Card

DICOM converted Slide Microscopy images for the TCGA-TGCT collection

Creators

  • Clunie, David
  • Clifford, William
  • Pot, David
  • Wagner, Ulrike
  • Farahani, Keyvan
  • Kim, Erika
  • Fedorov, Andrey

Description

This dataset corresponds to a collection of images and/or image-derived data available from National Cancer Institute Imaging Data Commons (IDC) [1]. This dataset was converted into DICOM representation and ingested by the IDC team. You can explore and visualize the corresponding images using IDC Portal here: TCGA-TGCT. You can use the manifests included in this Zenodo record to download the content of the collection following the Download instructions below.

Collection description

More than 90% of testicular cancer starts in the germ cells, which are cells in the testicles and develop into sperm. This type of cancer is known as testicular germ cell cancer. Testicular germ cell cancer can be classified as either seminomas or nonseminomas, which may be identified by microscopy. Nonseminomas typically grow and spread more quickly than seminomas. A testicular germ cell tumor that contains a mix of both these subtypes is classified as a nonseminoma. TCGA studied both seminomas and nonseminomas.

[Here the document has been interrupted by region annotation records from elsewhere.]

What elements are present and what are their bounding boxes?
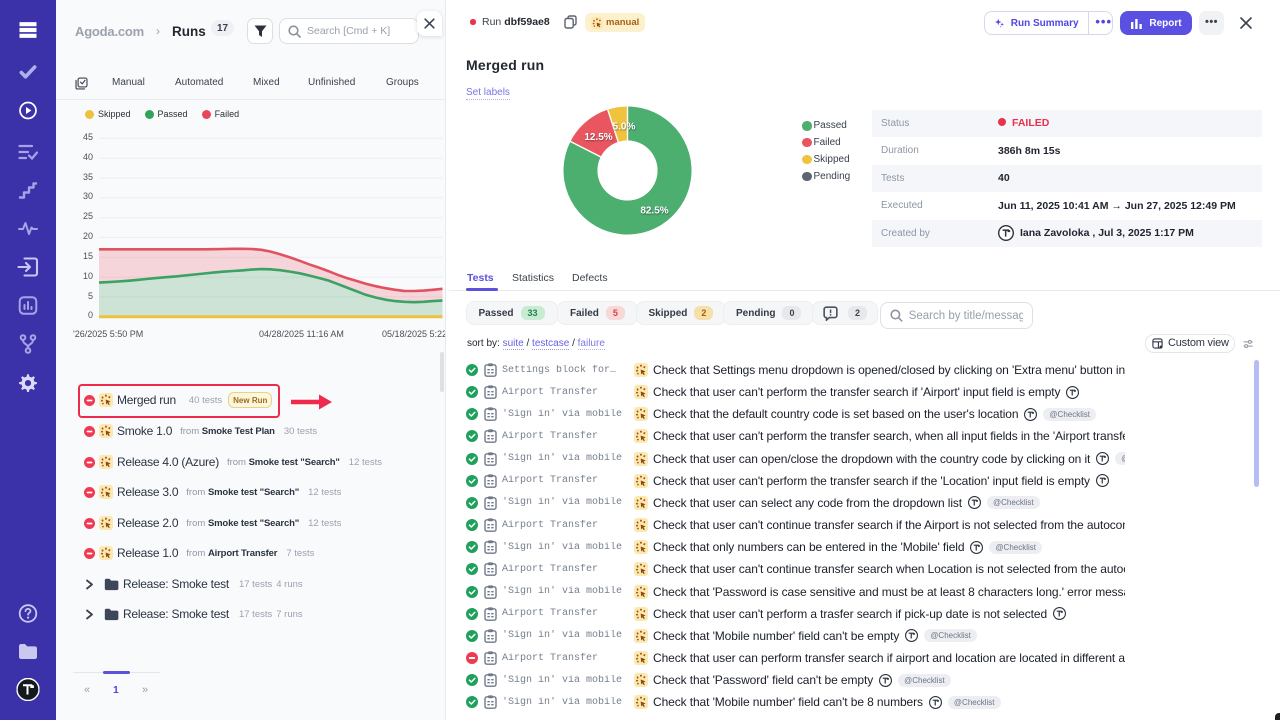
svg-text:12.5%: 12.5% [584, 132, 612, 143]
svg-text:5.0%: 5.0% [613, 122, 636, 133]
svg-text:82.5%: 82.5% [640, 206, 668, 217]
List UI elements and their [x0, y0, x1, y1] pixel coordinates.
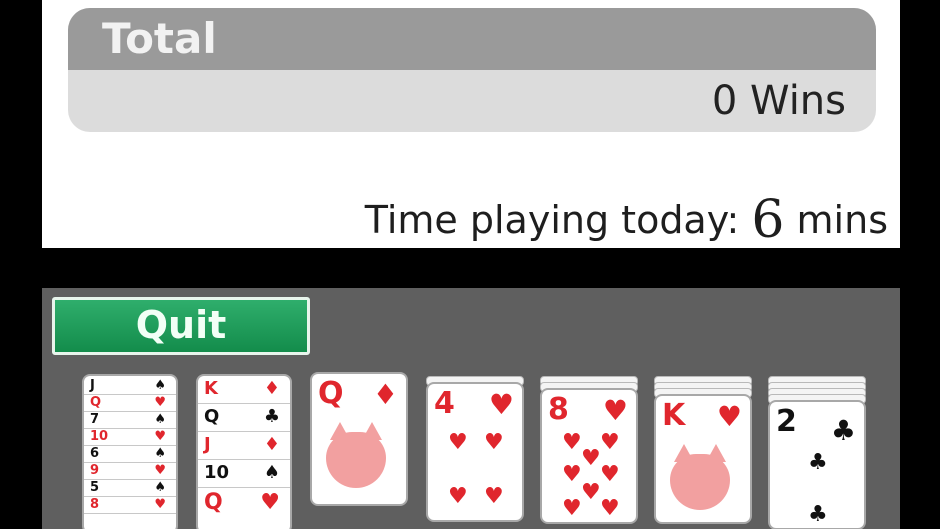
wins-count: 0 Wins [711, 78, 846, 124]
club-icon: ♣ [830, 414, 856, 447]
card-row[interactable]: 5 ♠ [84, 480, 176, 497]
card-rank: Q [204, 490, 223, 515]
time-prefix: Time playing today: [364, 198, 740, 242]
heart-icon: ♥ [600, 496, 620, 521]
heart-icon: ♥ [600, 462, 620, 487]
card-rank: 10 [90, 429, 109, 444]
card-row[interactable]: J ♠ [84, 378, 176, 395]
tableau-column-3[interactable]: Q ♦ [310, 372, 408, 529]
card-rank: Q [318, 376, 344, 411]
card-suit: ♠ [154, 480, 166, 495]
heart-icon: ♥ [602, 394, 628, 427]
club-icon: ♣ [808, 502, 828, 527]
card-suit: ♠ [154, 446, 166, 461]
tableau-column-5[interactable]: 8 ♥ ♥ ♥ ♥ ♥ ♥ ♥ ♥ ♥ [540, 376, 638, 529]
card-rank: 8 [548, 392, 569, 427]
card-rank: 4 [434, 386, 455, 421]
heart-icon: ♥ [448, 430, 468, 455]
card-rank: Q [90, 395, 102, 410]
card-king-hearts[interactable]: K ♥ [654, 394, 752, 524]
card-rank: K [204, 378, 218, 399]
card-rank: J [204, 434, 211, 455]
card-rank: 8 [90, 497, 100, 512]
card-row[interactable]: Q ♥ [198, 490, 290, 520]
face-card-art [326, 422, 386, 488]
card-row[interactable]: 6 ♠ [84, 446, 176, 463]
game-board: Quit J ♠ Q ♥ 7 ♠ 10 ♥ 6 ♠ 9 ♥ 5 ♠ 8 ♥ K ♦ Q ♣ J ♦ 1… [42, 288, 900, 529]
tableau-column-4[interactable]: 4 ♥ ♥ ♥ ♥ ♥ [426, 376, 524, 529]
card-rank: 7 [90, 412, 100, 427]
card-stack[interactable]: J ♠ Q ♥ 7 ♠ 10 ♥ 6 ♠ 9 ♥ 5 ♠ 8 ♥ [82, 374, 178, 529]
stats-screen: Total 0 Wins Time playing today: 6 mins [42, 0, 900, 250]
card-row[interactable]: 8 ♥ [84, 497, 176, 514]
card-suit: ♥ [154, 429, 166, 444]
card-row[interactable]: Q ♣ [198, 406, 290, 432]
tableau-column-2[interactable]: K ♦ Q ♣ J ♦ 10 ♠ Q ♥ [196, 374, 292, 529]
heart-icon: ♥ [581, 446, 601, 471]
heart-icon: ♥ [562, 462, 582, 487]
heart-icon: ♥ [716, 400, 742, 433]
total-header: Total [68, 8, 876, 70]
heart-icon: ♥ [581, 480, 601, 505]
heart-icon: ♥ [562, 496, 582, 521]
card-rank: 2 [776, 404, 797, 439]
heart-icon: ♥ [484, 430, 504, 455]
card-suit: ♦ [263, 378, 280, 399]
heart-icon: ♥ [484, 484, 504, 509]
tableau-column-7[interactable]: 2 ♣ ♣ ♣ [768, 376, 866, 529]
face-card-art [670, 444, 730, 510]
tableau-column-6[interactable]: K ♥ [654, 376, 752, 529]
card-suit: ♠ [263, 462, 280, 483]
card-four-hearts[interactable]: 4 ♥ ♥ ♥ ♥ ♥ [426, 382, 524, 522]
card-suit: ♥ [260, 490, 280, 515]
card-suit: ♠ [154, 378, 166, 393]
card-eight-hearts[interactable]: 8 ♥ ♥ ♥ ♥ ♥ ♥ ♥ ♥ ♥ [540, 388, 638, 524]
card-rank: K [662, 398, 686, 433]
heart-icon: ♥ [600, 430, 620, 455]
card-row[interactable]: Q ♥ [84, 395, 176, 412]
card-rank: J [90, 378, 95, 393]
card-suit: ♥ [154, 463, 166, 478]
card-row[interactable]: 10 ♠ [198, 462, 290, 488]
card-row[interactable]: J ♦ [198, 434, 290, 460]
card-suit: ♠ [154, 412, 166, 427]
card-suit: ♥ [154, 497, 166, 512]
card-rank: Q [204, 406, 220, 427]
card-row[interactable]: 7 ♠ [84, 412, 176, 429]
card-rank: 6 [90, 446, 100, 461]
quit-button[interactable]: Quit [52, 297, 310, 355]
total-panel: Total 0 Wins [68, 8, 876, 132]
card-rank: 5 [90, 480, 100, 495]
card-queen-diamonds[interactable]: Q ♦ [310, 372, 408, 506]
heart-icon: ♥ [488, 388, 514, 421]
card-suit: ♣ [263, 406, 280, 427]
club-icon: ♣ [808, 450, 828, 475]
card-rank: 9 [90, 463, 100, 478]
card-two-clubs[interactable]: 2 ♣ ♣ ♣ [768, 400, 866, 529]
card-stack[interactable]: K ♦ Q ♣ J ♦ 10 ♠ Q ♥ [196, 374, 292, 529]
card-row[interactable]: 9 ♥ [84, 463, 176, 480]
heart-icon: ♥ [448, 484, 468, 509]
card-suit: ♦ [263, 434, 280, 455]
card-rank: 10 [204, 462, 230, 483]
card-row[interactable]: K ♦ [198, 378, 290, 404]
time-unit: mins [796, 198, 888, 242]
card-row[interactable]: 10 ♥ [84, 429, 176, 446]
heart-icon: ♥ [562, 430, 582, 455]
time-playing-line: Time playing today: 6 mins [365, 190, 888, 250]
tableau-column-1[interactable]: J ♠ Q ♥ 7 ♠ 10 ♥ 6 ♠ 9 ♥ 5 ♠ 8 ♥ [82, 374, 178, 529]
card-suit: ♥ [154, 395, 166, 410]
time-value: 6 [751, 190, 785, 250]
diamond-icon: ♦ [372, 378, 398, 411]
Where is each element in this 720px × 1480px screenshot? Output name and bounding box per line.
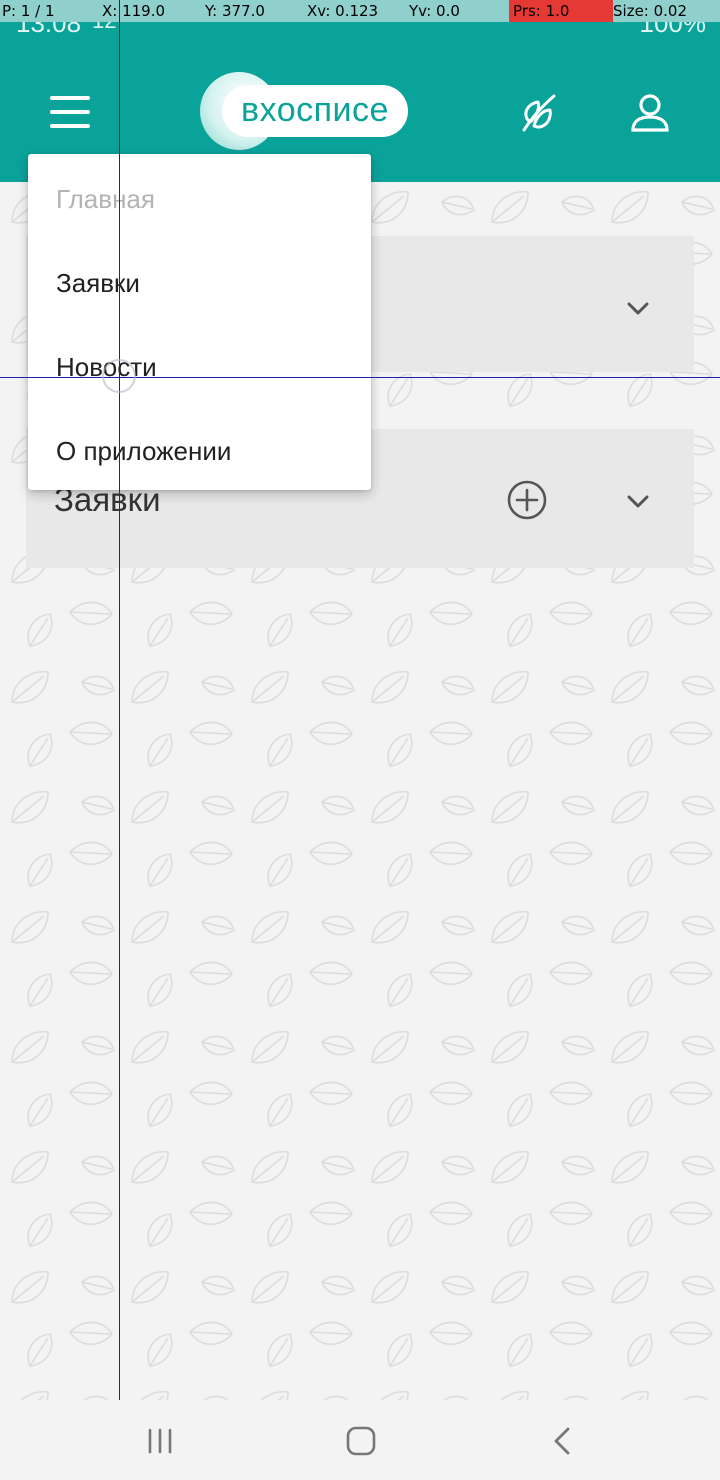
debug-pressure: Prs: 1.0 xyxy=(509,0,613,22)
chevron-down-icon[interactable] xyxy=(624,294,652,322)
pointer-crosshair-vertical xyxy=(119,0,120,1480)
logo-text: вхосписе xyxy=(222,85,408,137)
system-navigation-bar xyxy=(0,1400,720,1480)
app-logo: вхосписе xyxy=(200,72,410,150)
menu-item-home: Главная xyxy=(56,184,155,214)
chevron-down-icon[interactable] xyxy=(624,487,652,515)
debug-x: X: 119.0 xyxy=(102,2,166,20)
feather-icon[interactable] xyxy=(516,92,560,136)
debug-size: Size: 0.02 xyxy=(613,2,688,20)
user-profile-icon[interactable] xyxy=(628,92,672,136)
pointer-location-debug-bar: P: 1 / 1 X: 119.0 Y: 377.0 Xv: 0.123 Yv:… xyxy=(0,0,720,22)
back-icon[interactable] xyxy=(546,1424,580,1458)
navigation-dropdown-menu: Главная Заявки Новости О приложении xyxy=(28,154,371,490)
menu-item-requests[interactable]: Заявки xyxy=(56,268,140,299)
debug-x-velocity: Xv: 0.123 xyxy=(307,2,379,20)
debug-pointer-count: P: 1 / 1 xyxy=(2,2,55,20)
touch-point-indicator xyxy=(102,359,136,393)
recent-apps-icon[interactable] xyxy=(143,1424,177,1458)
plus-circle-icon[interactable] xyxy=(506,479,548,521)
menu-item-about[interactable]: О приложении xyxy=(56,436,231,467)
debug-y: Y: 377.0 xyxy=(205,2,265,20)
home-icon[interactable] xyxy=(344,1424,378,1458)
debug-y-velocity: Yv: 0.0 xyxy=(409,2,460,20)
hamburger-menu-icon[interactable] xyxy=(50,96,90,128)
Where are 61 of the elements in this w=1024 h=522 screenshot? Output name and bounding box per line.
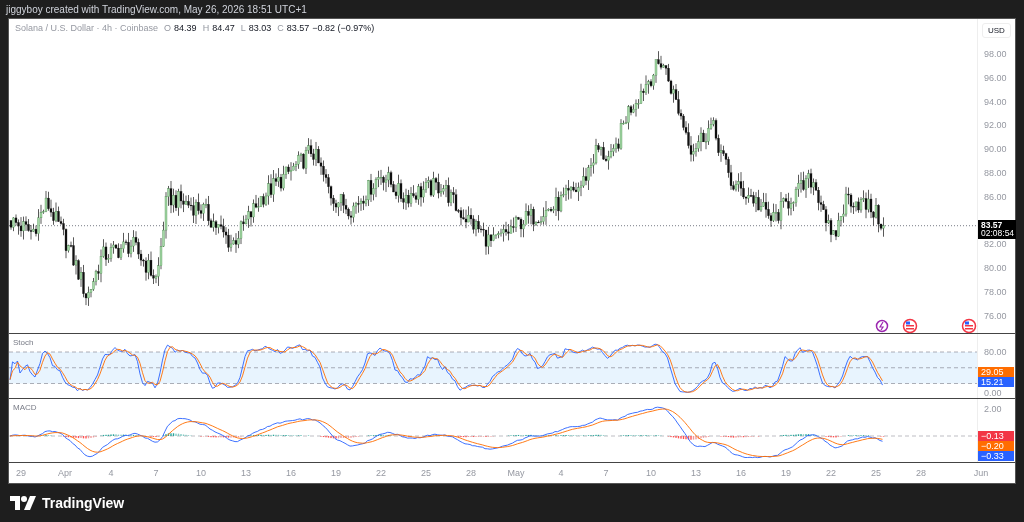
attribution-text: jiggyboy created with TradingView.com, May 26, 2026 18:51 UTC+1 (6, 3, 307, 15)
lightning-icon[interactable] (875, 319, 889, 333)
price-label: 92.00 (984, 120, 1007, 131)
value-tag: 15.21 (978, 377, 1014, 387)
time-label: 7 (603, 468, 609, 478)
price-label: 80.00 (984, 263, 1007, 274)
indicator-scale-label: 0.00 (984, 388, 1002, 398)
time-label: 13 (241, 468, 251, 478)
time-label: 25 (871, 468, 881, 478)
time-label: 28 (466, 468, 476, 478)
price-label: 96.00 (984, 72, 1007, 83)
price-label: 88.00 (984, 168, 1007, 178)
time-label: 16 (736, 468, 746, 478)
price-label: 82.00 (984, 239, 1007, 250)
value-tag: −0.13 (978, 431, 1014, 441)
flag-icon[interactable] (902, 318, 918, 334)
time-label: 19 (781, 468, 791, 478)
time-label: 10 (646, 468, 656, 478)
ohlc-value: 83.03 (248, 23, 272, 33)
time-label: 29 (16, 468, 26, 478)
time-label: 28 (916, 468, 926, 478)
value-tag: −0.20 (978, 441, 1014, 451)
time-label: 22 (376, 468, 386, 478)
price-label: 98.00 (984, 49, 1007, 59)
logo-icon (10, 496, 36, 510)
price-label: 90.00 (984, 144, 1007, 155)
ohlc-label: C (277, 23, 284, 33)
price-change: −0.82 (−0.97%) (312, 23, 375, 33)
time-label: Apr (58, 468, 72, 478)
currency-button[interactable]: USD (982, 23, 1011, 38)
flag-icon[interactable] (961, 318, 977, 334)
value-tag: 29.05 (978, 367, 1014, 377)
price-label: 78.00 (984, 287, 1007, 297)
indicator-scale-label: 2.00 (984, 404, 1002, 414)
time-label: Jun (973, 468, 989, 478)
price-label: 86.00 (984, 191, 1007, 202)
indicator-title: MACD (13, 403, 37, 412)
indicator-title: Stoch (13, 338, 34, 347)
ohlc-label: O (164, 23, 172, 33)
time-label: 25 (421, 468, 431, 478)
value-tag: −0.33 (978, 451, 1014, 461)
symbol-title: Solana / U.S. Dollar · 4h · Coinbase (15, 23, 159, 33)
time-label: May (507, 468, 525, 478)
time-label: 4 (558, 468, 564, 478)
ohlc-value: 83.57 (286, 23, 310, 33)
time-label: 22 (826, 468, 836, 478)
brand-name: TradingView (42, 495, 125, 511)
time-label: 4 (108, 468, 114, 478)
price-label: 76.00 (984, 310, 1007, 321)
indicator-scale-label: 80.00 (984, 347, 1007, 357)
ohlc-label: L (240, 23, 246, 33)
ohlc-value: 84.39 (174, 23, 197, 33)
last-price-tag: 83.57 02:08:54 (978, 219, 1016, 239)
time-label: 19 (331, 468, 341, 478)
time-label: 7 (153, 468, 159, 478)
time-label: 10 (196, 468, 206, 478)
time-label: 13 (691, 468, 701, 478)
time-label: 16 (286, 468, 296, 478)
ohlc-value: 84.47 (212, 23, 235, 33)
ohlc-label: H (202, 23, 210, 33)
price-label: 94.00 (984, 96, 1007, 107)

Testicular germ cell cancer is rare, comprising 1-2% of all tumors in males. However, it is the most common cancer in men ages 15 to 35. The incidence of testicular germ cell cancer has been continuously rising in many countries, including Europe and the U.S. In 2013, about 8,000 American men were estimated to be diagnosed with the cancer. Of those, 370 are predicted to die from the disease. Men who are Caucasian, have an undescended testicle, abnormally developed testicles, or a family history of testicular cancer have a greater risk of developing testicular cancer. Fortunately, testicular germ cell cancer is highly treatable.

Please see the TCGA-TGCT information page to learn more about the images and to obtain any supporting metadata for this collection.

Citation guidelines can be found on the Citing TCGA in Publications and Presentations information page.

Files included

  • tcga_tgct-idc_v18-aws.s5cmd: manifest of files available for download from public IDC Amazon Web Services buckets
  • tcga_tgct-idc_v18-gcs.s5cmd: manifest of files available for download from public IDC Google Cloud Storage buckets
  • tcga_tgct-idc_v18-dcf.dcf: Gen3 manifest (for details see https://learn.canceridc.dev/data/organization-of-data/guids-and-uuids)

Note that manifest files that end in -aws.s5cmd reference files stored in Amazon Web Services (AWS) buckets, while -gcs.s5cmd reference files in Google Cloud Storage. The actual files are identical and are mirrored between AWS and GCP.

Download instructions

Each of the manifests includes instructions in the header on how to download the included files.

To download the files using .s5cmd manifests:

  1. Install idc-index package: pip install --upgrade idc-index
  2. Download the files referenced by manifests included in this dataset by passing the .s5cmd manifest file: idc download manifest.s5cmd.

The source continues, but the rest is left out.